Die Hülle der deutschen Frau

■ Aenne Burda, die erfolgreichste Verlegerin der BRD, wird heute 80

Eine attraktive alte Dame. Zweifellos. Und dazu die erfolgreichste Verlegerin der Bundesrepublik, deren Verlag 1987 immerhin einen Jahresumsatz von 180 Millionen Mark erzielte. Gemessen am Burda- (1 Milliarde) oder Axel Springer Verlag (2,5 Milliarden) eine bescheidene Summe, dafür ist Aenne Burda mit ihrem vierzig Jahren alten Produkt 'burda Moden‘ populärer als die zwei Riesen. Bis in die Sowjetunion drang der Ruf der bieder-bunten „Zeitschrift zum Mitmachen“. Seit 1987 erscheint sie auch in russischer Sprache und erreichte 1988 bereits eine Auflage von 1,5 Millionen. „Mode nicht nur für Frauen mit Mannequin-Figur“, befand die 'Prawda‘, und Raissa Gorbatschowa lobte: „Es gefällt mir.“ Zum Dank durfte sich die Kapitalistin auf dem Sofa neben der Präsidentengattin ablichten lassen - ein Foto, das um die Welt ging.

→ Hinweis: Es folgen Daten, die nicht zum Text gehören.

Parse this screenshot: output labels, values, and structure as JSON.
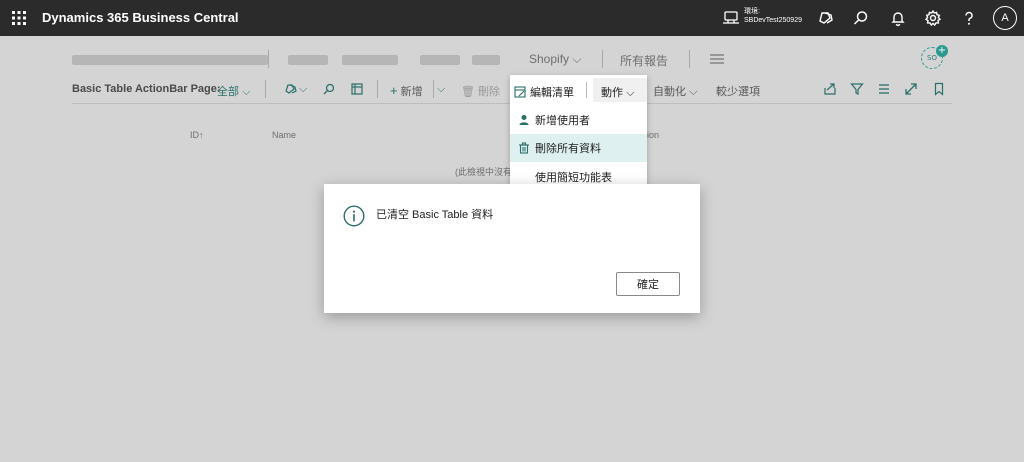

Erfolg und Attraktivität wird also niemand der 80jährigen absprechen können. Sympthischer macht sie das nicht. Leider. Sobald sie sich äußert, ist es aus mit der Bewunderung.

„Ich bin ein einfacher Mensch“, pflegt Aenne Burda in jedem Pressegespräch zu sagen. Reiche Menschen behaupten das gern und wollen damit wohl ihre Volkstümlichkeit betonen. Einfach ist an der Verlegerin nur ihr Weltbild, so simpel wie die Modelle, die 'burda Moden‘ unter der Rubrik anpreist: „An einem Tag genäht“. Was im Laufe einer Stunde an Peinlichkeiten aus Aenne Burda hervorquillt, nötigt selbst dem konservativ-steifen Fernsehjournalisten Leo Brawand ein Hüsteln ab. So geschehen am Dienstagabend in der Reihe Zeugen des Jahrhunderts. Vom Kommunismus, wenn wundert's, hält die Verlegerin nichts, aber „die Menschen dort sind furchtbar liebenswürdig“, teilte die „überzeugte Patriotin“ mit und gab allerlei Lebensweisheiten zum Besten: Glück ist, „wenn man seine Pflicht tut und wenn man es nicht als Pflicht empfindet“, und die Quoten hält sie für „beschämend. Auch für Männer, wenn sie dem Druck nachgeben“. „Ich bin für das Leistungsprinzip“, verkündete die Jubilarin, die strikt ablehnt, „was die Emanzen wollen“. „Wo nur Frauen regieren, da möchte ich nicht dabei sein“, und für die Auseinandersetzungen bei den Grünen hatte sie auch eine Erklärung parat: die vielen Frauen in der Politik: „Vielleicht streiten die deshalb so viel.“

Vom kleinen Büromädel zur Konzernchefin - ihr Lebenslauf gleicht einem Märchen: Aus kleinbürgerlichen Verhältnissen kommend - der Vater war Lokomotivführer, wie Aenne Burda bei jeder Gelegenheit betont, und die Mutter sehr katholisch machte sie eine kaufmännische Lehre, heiratete 1931 den Drucker und Verleger Franz Burda und bekam drei Söhne. In der NS-Frauenschaft war sie nie, „ich war leidenschaftlich gegen Hitler, schon weil ich das Wort Sozialismus nicht mochte“. 1949 übernahm ihr Mann einen kleinen Verlag, der mit 200.000 Mark Druckkosten bei ihm in der Kreide stand, und bot ihn seiner Frau an: „Willst Du nicht was damit machen?“ Und Aenne Burda wollte. Mit einem feinen Gespür für die Frauenträume der fünfziger Jahre machte sie aus dem maroden Betrieb ein florierendes Unternehmen: hübsch und erschwinglich, chic und stets mit dem Hauch von Solidität und Biederkeit, auf den die deutsche Durchschnittsfrau schon immer abgefahren war - Mode zum Selbermachen. Die Schnittmusterbögen lieferte die pfiffige self-made-woman gleich mit. 'Burda‘ war somit auch in Hinterzarten kopierbar.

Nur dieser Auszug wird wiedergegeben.